Infrastructure projects that secure California’s future are being pursued every day in our great state. For better or worse, California is known to have the toughest environmental review laws in the nation with its CEQA framework that can impact these projects. CEQA has been roundly criticized over the years given the extent of its requirements and the legal challenges it allows — killing or delaying good projects that could create well-paying jobs and needed affordable resources for working families. In recent years, the Legislature, recognizing the impediment CEQA can be to needed infrastructure, has moved bills that try to reform CEQA or that grant exemptions from it.
Yet this legislative session an old bill that would undermine the already rigorous CEQA process has been reincarnated and reintroduced as Senate Bill 307, introduced by Richard Roth, D-Riverside. A rehash of a twice-rejected bill, SB307 is being packaged as “just one more study” of water projects in California. Its target has been Cadiz, a water infrastructure project on private farm land in the desert that aims to reduce a mind-boggling loss of 330 gallons of groundwater per second (over 10 billion gallons every year) to evaporation and make that water available to supplement regional water supplies. Once implemented, it could provide safe and affordable water for 400,000 Southern Californians. In a second phase, the project could import and store surplus water in wet years, like the current year, to provide insurance against future dry ones.
As a resident and member of the business community in the Inland Empire-Riverside area, I know first-hand that affordable, safe local water supplies are needed to secure the future success of our community. Southern California has a naturally arid climate and has no water to waste. And while reducing our daily water use can and should be part of the equation, the truth is that we must also develop new water resources to improve outcomes for our communities.
The Cadiz Project has been approved and deemed safe for the environment under CEQA and closely examined through studies by expert geologists and hydrologists from leading universities across the country. San Bernardino County, as the acting local authority, would monitor the project through an extensive groundwater management plan, featuring more than 100 monitoring installations and limitations on pumping.
And a new independent review of a groundwater management plan for the Cadiz Water Project commissioned by local water authorities Three Valleys Municipal Water District and Jurupa Community Services District located in the Inland Empire has further concluded that monitoring and mitigation measures for the Cadiz Project are appropriate and protective of the surrounding ecosystem in the Mojave Desert.

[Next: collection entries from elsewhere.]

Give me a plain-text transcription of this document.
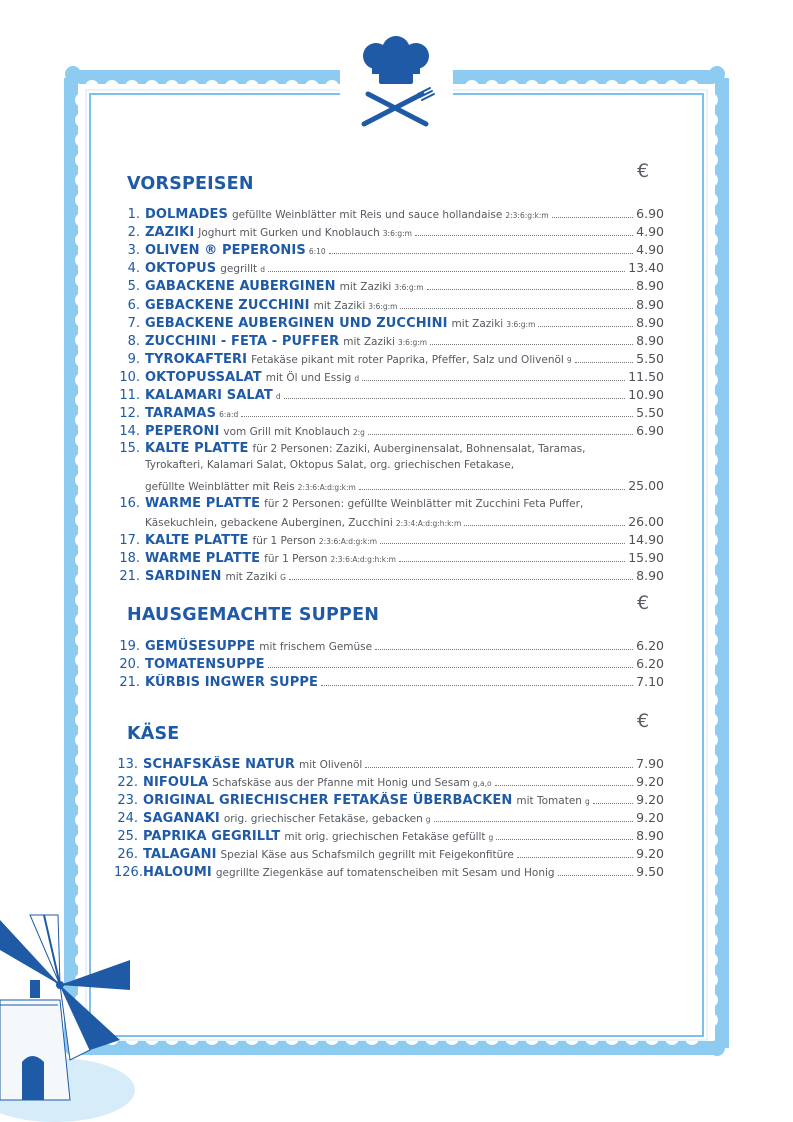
VORSPEISEN
€
1. DOLMADES gefüllte Weinblätter mit Reis und sauce hollandaise 2:3:6:g:k:m	6.90
2. ZAZIKI Joghurt mit Gurken und Knoblauch 3:6:g:m	4.90
3. OLIVEN ® PEPERONIS 6:10	4.90
4. OKTOPUS gegrillt d	13.40
5. GABACKENE AUBERGINEN mit Zaziki 3:6:g:m	8.90
6. GEBACKENE ZUCCHINI mit Zaziki 3:6:g:m	8.90
7. GEBACKENE AUBERGINEN UND ZUCCHINI mit Zaziki 3:6:g:m	8.90
8. ZUCCHINI - FETA - PUFFER mit Zaziki 3:6:g:m	8.90
9. TYROKAFTERI Fetakäse pikant mit roter Paprika, Pfeffer, Salz und Olivenöl 9	5.50
10. OKTOPUSSALAT mit Öl und Essig d	11.50
11. KALAMARI SALAT d	10.90
12. TARAMAS 6:a:d	5.50
14. PEPERONI vom Grill mit Knoblauch 2:g	6.90
15. KALTE PLATTE für 2 Personen: Zaziki, Auberginensalat, Bohnensalat, Taramas,
Tyrokafteri, Kalamari Salat, Oktopus Salat, org. griechischen Fetakase,
gefüllte Weinblätter mit Reis 2:3:6:A:d:g:k:m	25.00
16. WARME PLATTE für 2 Personen: gefüllte Weinblätter mit Zucchini Feta Puffer,
Käsekuchlein, gebackene Auberginen, Zucchini 2:3:4:A:d:g:h:k:m	26.00
17. KALTE PLATTE für 1 Person 2:3:6:A:d:g:k:m	14.90
18. WARME PLATTE für 1 Person 2:3:6:A:d:g:h:k:m	15.90
21. SARDINEN mit Zaziki G	8.90
HAUSGEMACHTE SUPPEN
€
19. GEMÜSESUPPE mit frischem Gemüse	6.20
20. TOMATENSUPPE	6.20
21. KÜRBIS INGWER SUPPE	7.10
KÄSE
€
13. SCHAFSKÄSE NATUR mit Olivenöl	7.90
22. NIFOULA Schafskäse aus der Pfanne mit Honig und Sesam g,a,o	9.20
23. ORIGINAL GRIECHISCHER FETAKÄSE ÜBERBACKEN mit Tomaten g	9.20
24. SAGANAKI orig. griechischer Fetakäse, gebacken g	9.20
25. PAPRIKA GEGRILLT mit orig. griechischen Fetakäse gefüllt g	8.90
26. TALAGANI Spezial Käse aus Schafsmilch gegrillt mit Feigekonfitüre	9.20
126. HALOUMI gegrillte Ziegenkäse auf tomatenscheiben mit Sesam und Honig	9.50
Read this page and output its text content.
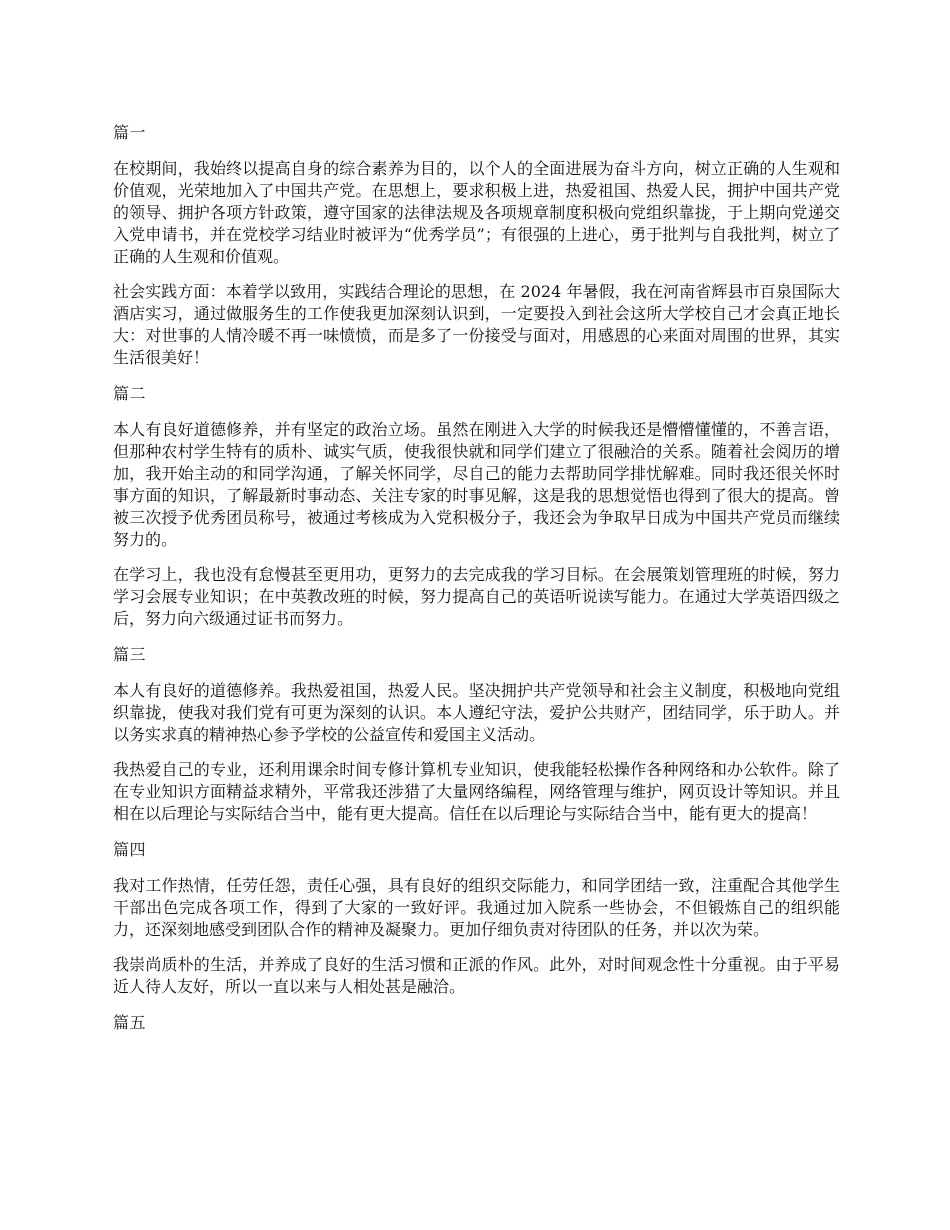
篇一

在校期间，我始终以提高自身的综合素养为目的，以个人的全面进展为奋斗方向，树立正确的人生观和价值观，光荣地加入了中国共产党。在思想上，要求积极上进，热爱祖国、热爱人民，拥护中国共产党的领导、拥护各项方针政策，遵守国家的法律法规及各项规章制度积极向党组织靠拢，于上期向党递交入党申请书，并在党校学习结业时被评为“优秀学员”；有很强的上进心，勇于批判与自我批判，树立了正确的人生观和价值观。

社会实践方面：本着学以致用，实践结合理论的思想，在 2024 年暑假，我在河南省辉县市百泉国际大酒店实习，通过做服务生的工作使我更加深刻认识到，一定要投入到社会这所大学校自己才会真正地长大：对世事的人情冷暖不再一味愤愤，而是多了一份接受与面对，用感恩的心来面对周围的世界，其实生活很美好！

篇二

本人有良好道德修养，并有坚定的政治立场。虽然在刚进入大学的时候我还是懵懵懂懂的，不善言语，但那种农村学生特有的质朴、诚实气质，使我很快就和同学们建立了很融洽的关系。随着社会阅历的增加，我开始主动的和同学沟通，了解关怀同学，尽自己的能力去帮助同学排忧解难。同时我还很关怀时事方面的知识，了解最新时事动态、关注专家的时事见解，这是我的思想觉悟也得到了很大的提高。曾被三次授予优秀团员称号，被通过考核成为入党积极分子，我还会为争取早日成为中国共产党员而继续努力的。

在学习上，我也没有怠慢甚至更用功，更努力的去完成我的学习目标。在会展策划管理班的时候，努力学习会展专业知识；在中英教改班的时候，努力提高自己的英语听说读写能力。在通过大学英语四级之后，努力向六级通过证书而努力。

篇三

本人有良好的道德修养。我热爱祖国，热爱人民。坚决拥护共产党领导和社会主义制度，积极地向党组织靠拢，使我对我们党有可更为深刻的认识。本人遵纪守法，爱护公共财产，团结同学，乐于助人。并以务实求真的精神热心参予学校的公益宣传和爱国主义活动。

我热爱自己的专业，还利用课余时间专修计算机专业知识，使我能轻松操作各种网络和办公软件。除了在专业知识方面精益求精外，平常我还涉猎了大量网络编程，网络管理与维护，网页设计等知识。并且相在以后理论与实际结合当中，能有更大提高。信任在以后理论与实际结合当中，能有更大的提高！

篇四

我对工作热情，任劳任怨，责任心强，具有良好的组织交际能力，和同学团结一致，注重配合其他学生干部出色完成各项工作，得到了大家的一致好评。我通过加入院系一些协会，不但锻炼自己的组织能力，还深刻地感受到团队合作的精神及凝聚力。更加仔细负责对待团队的任务，并以次为荣。

我崇尚质朴的生活，并养成了良好的生活习惯和正派的作风。此外，对时间观念性十分重视。由于平易近人待人友好，所以一直以来与人相处甚是融洽。

篇五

SB307 threatens to undermine this level of local control and CEQA by enacting unnecessary, duplicative and undefined state review from outside agencies based in Sacramento that have no relation to the project.
Under a veil of trying to protect the vast California desert, SB307 focuses squarely on the Cadiz Water Project aiming to trap it in another state-run permitting process promoted by special interests who have challenged the Cadiz Project for more than a decade.
If the Legislature allows such special attacks after state agencies have already participated in CEQA process, this tactic will be applied again and again, injecting uncertainty for other much-needed projects reviewed, including vital community projects such as affordable housing and transportation.
Local governing bodies best understand the needs of their constituents and the capacity of their local environment. Sacramento must respect the decision-making of local authorities rather than ignoring them under pressure from political interests. It’s time for the Legislature to allow the Cadiz Water Project to move ahead and signal an end to blatant obstruction of reviewed and approved projects. Solving the tough problems of ensuring a fair, equitable California for all requires it.
Steven Figueroa is president of the Inland Empire Latino Coalition and a lifelong advocate for improving the lives and well-being of communities of color in Southern California.